A quadratic expression is a polynomial of degree two, typically in the form \(ax^2 + bx + c\). Understanding how it behaves when performing algebraic manipulations is key to mastering topics like partial fraction decomposition. In this specific problem, our quadratic expression is \(x^2 + 3\). It is quite simple since there is no \(x\) term, and the constant is 3, indicating a parabola that opens upwards with a vertex at the origin shifted vertically.

In the context of our exercise, this quadratic expression forms the base of a composite polynomial \((x^2 + 3)^4\). The task is to decompose a reciprocal of this polynomial using partial fractions, a common technique in calculus, especially within integration. Pay special attention when the base quadratic expression is raised to higher powers, as this will change the number and form of fractions in the decomposition.

Algebraic manipulation involves the use of operations to simplify and transform expressions.

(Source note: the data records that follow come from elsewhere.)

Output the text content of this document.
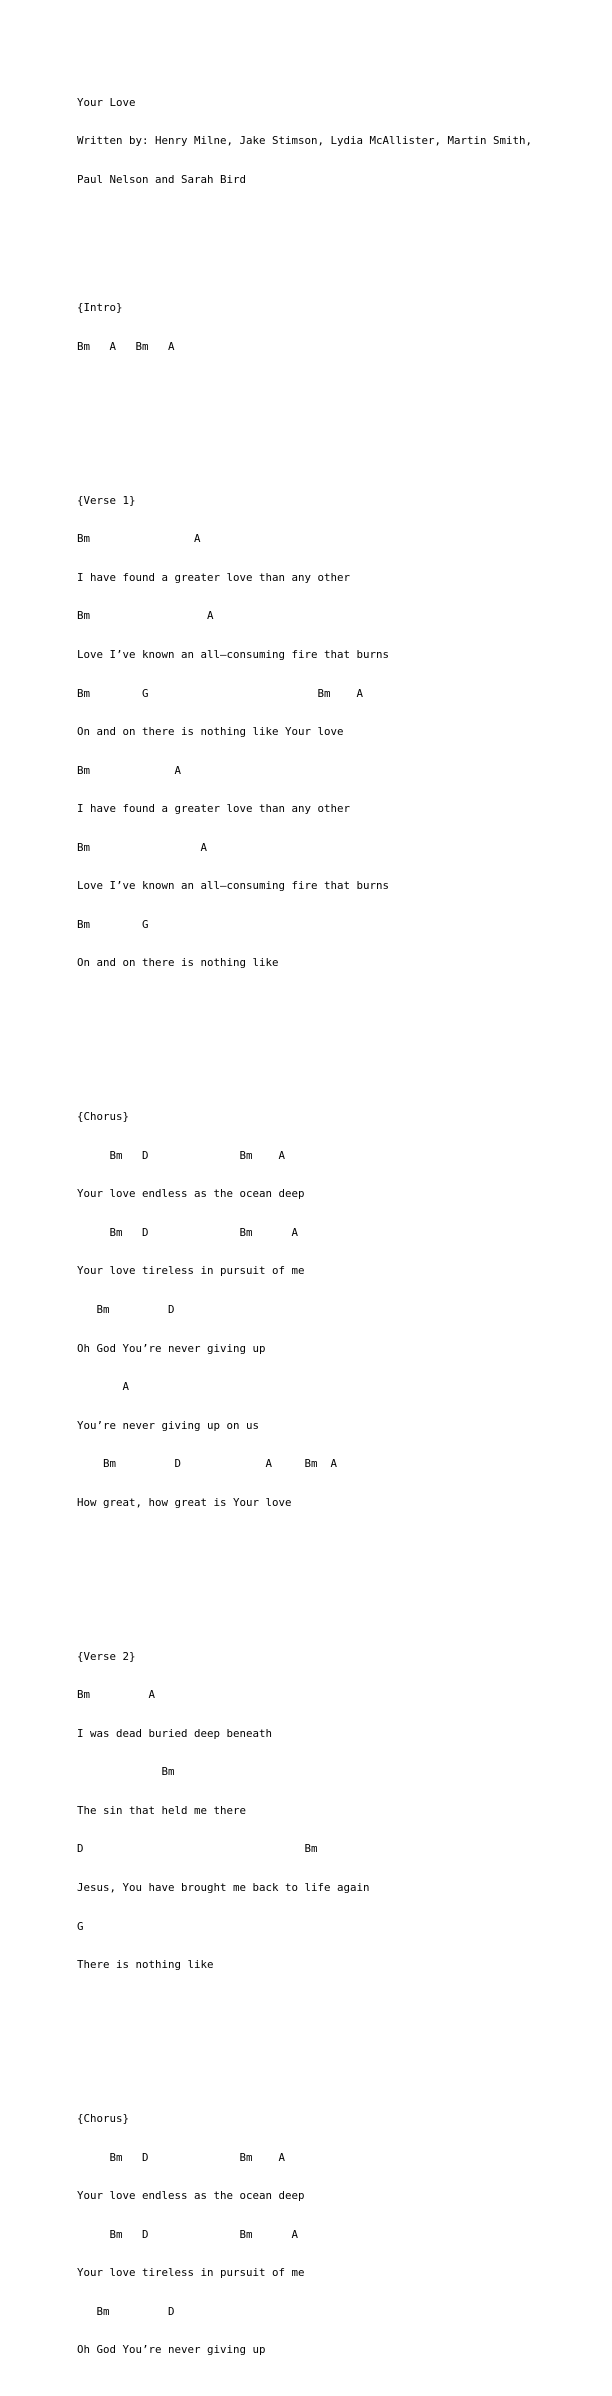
Your Love

Written by: Henry Milne, Jake Stimson, Lydia McAllister, Martin Smith,

Paul Nelson and Sarah Bird

{Intro}

Bm   A   Bm   A

{Verse 1}

Bm                A

I have found a greater love than any other

Bm                  A

Love I’ve known an all–consuming fire that burns

Bm        G                          Bm    A

On and on there is nothing like Your love

Bm             A

I have found a greater love than any other

Bm                 A

Love I’ve known an all–consuming fire that burns

Bm        G

On and on there is nothing like

{Chorus}

Bm   D              Bm    A

Your love endless as the ocean deep

Bm   D              Bm      A

Your love tireless in pursuit of me

Bm         D

Oh God You’re never giving up

A

You’re never giving up on us

Bm         D             A     Bm  A

How great, how great is Your love

{Verse 2}

Bm         A

I was dead buried deep beneath

Bm

The sin that held me there

D                                  Bm

Jesus, You have brought me back to life again

G

There is nothing like

{Chorus}

Bm   D              Bm    A

Your love endless as the ocean deep

Bm   D              Bm      A

Your love tireless in pursuit of me

Bm         D

Oh God You’re never giving up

In the process of solving mathematical problems, algebraic manipulation can be crucial for rewriting expressions in a more workable form.

In our decomposition exercise, algebraic manipulation comes into play when setting up the partial fraction decomposition and solving for unknown coefficients. After setting up the decomposition with terms such as \(\frac{A_i x + B_i}{(x^2 + 3)^i}\), you will combine these fractions over a single denominator, aligning them with the left side of the equation. The challenging part involves expanding terms with powers and coefficients, ensuring each part contributes correctly to match a simpler desired form (like "1" in this scenario). Often, this requires keen algebra skills to correctly expand polynomials and simplify resulting expressions.

When matching terms by degree, a critical step is rearranging and collecting like terms. This allows you to equate the two sides successfully, distinguishing constants from variables to solve the equation effectively in the context of a "system of equations."

A system of equations consists of multiple equations that are solved simultaneously. In the context of our exercise on partial fraction decomposition, solving a system of equations is the final step where you determine the values of unknown coefficients.

The initial step involves equating the numerators of the right and left-hand sides. This creates a complex polynomial equation with terms grouped by powers of \(x\). The right-hand side will only have a constant term due to the nature of this specific problem, forcing all \(x\)-related terms on the left to equal zero. This requirement transforms the problem into solving a system where coefficients of each power of \(x\) must match.

Through algebraic manipulation, the problem reduces to simpler linear equations. Solve these equations to find the coefficients \(A_1, B_1, A_2, B_2, A_3, B_3, A_4,\) and \(B_4\). It is crucial to recognize that symmetry and balance play a role in how the coefficients relate, often simplifying potentially complex interactions. Using these techniques will help you find consistent values for the coefficients that solve the original decomposition problem.